凱旋門賞、悲願の日本馬初Vへ

 スポーツ界においてしばしば使用される“悲願”というフレーズ。日本競馬界の悲願は?と聞かれれば、きっと関係者やファンの大半がこう答えるだろう。凱旋門賞制覇-。華やかに彩られたフランスのロンシャン競馬場で毎年10月1週目に行われる伝統の一戦は、日本にとって長年の夢とされてきた。

 69年にスピードシンボリが着外(11着以下)に敗れてから始まった挑戦。日本馬は14頭、出走回数はのべ16回を数える。うち2着は4回。世界の頂点に手をかけながらも、つかむところまでは至っていない。だからこその“悲願”である。

 過去には歴代最強クラスの名馬が参戦。05年には社会現象となったディープインパクトが満を持して出走したものの、3位入線→失格となっている。12、13年にはオルフェーヴルがあと一歩のところまで迫りながらも2着に敗れた。

 “日本で敵なし”の馬ですら勝てないのは、決して能力の問題ではない。よく言われる要因のひとつに馬場が挙げられる。ヨーロッパの芝は重く、パワーが必要。スピード重視の日本とは対極にあり、対応するのはなかなか難しい。

 そしてもう一点が斤量。古馬の牡馬が背負う59・5キロは日本で経験することが難しく、また3歳牡馬とは3・5キロの差が生じる(日本の秋G1は通常2キロ差)。3歳牝馬ともなれば54・5キロで出走が可能となっており、古馬の牡馬とは実に5キロの差だ。過去3年で3歳牝馬が2勝というデータからも、斤量差が着順に影響することはお分かりいただけるだろう。

 さて、今年は日本から史上最多の3頭が参戦する。個人的にはいずれの馬もディープインパクトやオルフェーヴルほどの“超怪物級”とは思えないが、過去の敗戦から学んだ“教訓”が存分に生かされているメンバー構成と言えよう。

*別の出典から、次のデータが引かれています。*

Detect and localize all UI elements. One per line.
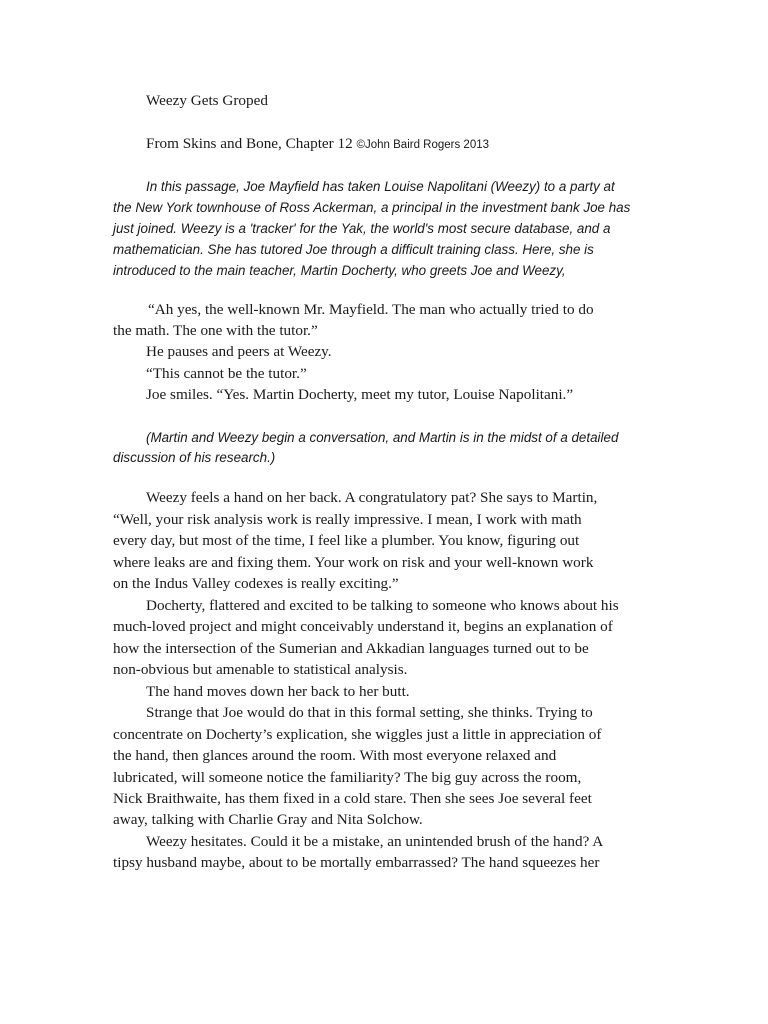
body-line: tipsy husband maybe, about to be mortally embarrassed? The hand squeezes her — [113, 854, 600, 871]
body-line: Nick Braithwaite, has them fixed in a cold stare. Then she sees Joe several feet — [113, 790, 592, 807]
body-line: lubricated, will someone notice the familiarity? The big guy across the room, — [113, 769, 582, 786]
body-line: “Well, your risk analysis work is really impressive. I mean, I work with math — [113, 511, 582, 528]
dialogue-line: “Ah yes, the well-known Mr. Mayfield. The man who actually tried to do — [148, 301, 594, 318]
body-line: the hand, then glances around the room. With most everyone relaxed and — [113, 747, 557, 764]
intro-line: introduced to the main teacher, Martin Docherty, who greets Joe and Weezy, — [113, 263, 566, 278]
body-line: much-loved project and might conceivably understand it, begins an explanation of — [113, 618, 613, 635]
document-source — [146, 136, 489, 152]
body-line: where leaks are and fixing them. Your work on risk and your well-known work — [113, 554, 594, 571]
body-line: away, talking with Charlie Gray and Nita Solchow. — [113, 811, 423, 828]
body-line: Strange that Joe would do that in this formal setting, she thinks. Trying to — [146, 704, 593, 721]
dialogue-line: Joe smiles. “Yes. Martin Docherty, meet my tutor, Louise Napolitani.” — [146, 386, 574, 403]
body-line: The hand moves down her back to her butt. — [146, 683, 410, 700]
body-line: every day, but most of the time, I feel like a plumber. You know, figuring out — [113, 532, 580, 549]
document-title: Weezy Gets Groped — [146, 92, 268, 109]
dialogue-line: “This cannot be the tutor.” — [146, 365, 307, 382]
body-line: Weezy feels a hand on her back. A congratulatory pat? She says to Martin, — [146, 489, 598, 506]
interlude-line: (Martin and Weezy begin a conversation, and Martin is in the midst of a detailed — [146, 430, 619, 445]
intro-line: just joined. Weezy is a 'tracker' for the Yak, the world's most secure database, and a — [113, 221, 611, 236]
body-line: how the intersection of the Sumerian and Akkadian languages turned out to be — [113, 640, 589, 657]
dialogue-line: the math. The one with the tutor.” — [113, 322, 318, 339]
body-line: Weezy hesitates. Could it be a mistake, an unintended brush of the hand? A — [146, 833, 604, 850]
body-line: concentrate on Docherty’s explication, she wiggles just a little in appreciation of — [113, 726, 602, 743]
dialogue-line: He pauses and peers at Weezy. — [146, 343, 332, 360]
body-line: on the Indus Valley codexes is really exciting.” — [113, 575, 399, 592]
copyright-notice: ©John Baird Rogers 2013 — [356, 139, 490, 151]
intro-line: mathematician. She has tutored Joe through a difficult training class. Here, she is — [113, 242, 594, 257]
intro-line: the New York townhouse of Ross Ackerman, a principal in the investment bank Joe has — [113, 200, 631, 215]
intro-line: In this passage, Joe Mayfield has taken Louise Napolitani (Weezy) to a party at — [146, 179, 615, 194]
source-chapter: From Skins and Bone, Chapter 12 — [146, 135, 353, 152]
interlude-line: discussion of his research.) — [113, 450, 276, 465]
body-line: Docherty, flattered and excited to be talking to someone who knows about his — [146, 597, 619, 614]
body-line: non-obvious but amenable to statistical analysis. — [113, 661, 408, 678]
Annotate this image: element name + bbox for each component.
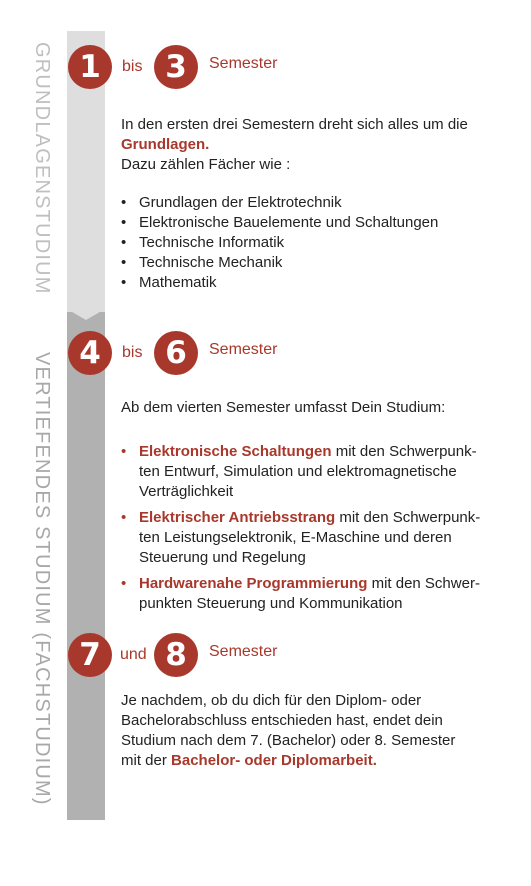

 ゴールドシップは重い馬場をめっぽう得意としており、ハープスターは日本勢で初めて参戦となる3歳牝馬。凱旋門賞を勝つために必要な要素を備えている。もう1頭のジャスタウェイは世界レーティング1位。こちらは国内以上に海外で評価されている馬だ。今年こそは歴史的瞬間を見届けたい。